Francesco entra in coma, muore il 16 giugno dopo 19 giorni di agonia, vegliato in ospedale dai suoi fratelli, come accadrà tra anni dopo con Paolo Di Nella. In tanti passano giorni e notti davanti a quel muro maledetto, altri non si allontanano mai dal “San Giovanni” nella speranza di un miracolo. L’illusione di un bollettino medico e poi la morte del “biondino” del quartiere Trieste, ribelle, testardo e scavezzacollo. È alto, biondo e con gli occhi azzurri, le ragazze non gli mancano. Ma ha un pallino: la politica, la militanza, la voglia di cambiare il mondo, la rivoluzione. Frequenta la sezione di via Migiurtina, la zona più rossa del “quartiere Africano”. La a sua colpa? Aver attaccato un manifesto nel posto sbagliato. Francesco era reduce da un’accesa discussione con un gruppo di attivisti della sezione del Pci che avevano completamente ricoperto i tabelloni elettorali per le elezioni europee alle porte. Nel corso della lite l’allora segretario della sezione de Pci, Sante Moretti, un passato da pugile, aveva  minacciato Cecchin. «Tu stai attento. Perché se poi mi incazzo ti potresti fare male. Vi abbiamo fatto chiudere la sezione di via Migiurtina, vi faremo chiudere anche quella di via Somalia». Intervistato tanti anni dopo, Moretti ammise di aver minacciato i ragazzi del Fronte della Gioventù ma negò le minacce dirette a Cecchin. Francesco lo guarda, si volta e se ne va.

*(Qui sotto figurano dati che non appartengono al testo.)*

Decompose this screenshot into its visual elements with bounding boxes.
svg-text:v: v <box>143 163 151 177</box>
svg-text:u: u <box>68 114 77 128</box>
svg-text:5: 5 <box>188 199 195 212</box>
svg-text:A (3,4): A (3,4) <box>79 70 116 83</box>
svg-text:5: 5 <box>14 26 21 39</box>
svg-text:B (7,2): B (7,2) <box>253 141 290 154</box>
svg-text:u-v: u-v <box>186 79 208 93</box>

Il presente a piazza Vescovio

Come ogni anno fratelli, amici, tanti giovani che non lo hanno mai conosciuto, si sono ritrovati sotto il murales di piazza Vescovo, con la scritta “Lui vive, lui combatte”,  per non dimenticare, per rinnovare un giuramento, per raccogliere il testimone nel fluire delle generazioni. Un saluto notturno nei giardini dedicati a Francesco (“vittima dell’odio politico”), inaugurati nel 2011 grazie all’amministrazione capitolina di centrodestra, accanto alla stele che lo ricorda. Poi l’affissione nel quartiere dove gli assassini scapparono. Nel pomeriggio, come sempre, si svolgerà la cerimonia del “presente”. Emozioni e passioni di un rito laico che si tramanda nei decenni, in mezzo al traffico di una città impazzita. È una segno tangibile per restituire Francesco alla memoria condivisa di un popolo e strapparlo al ricordo di una “parte”.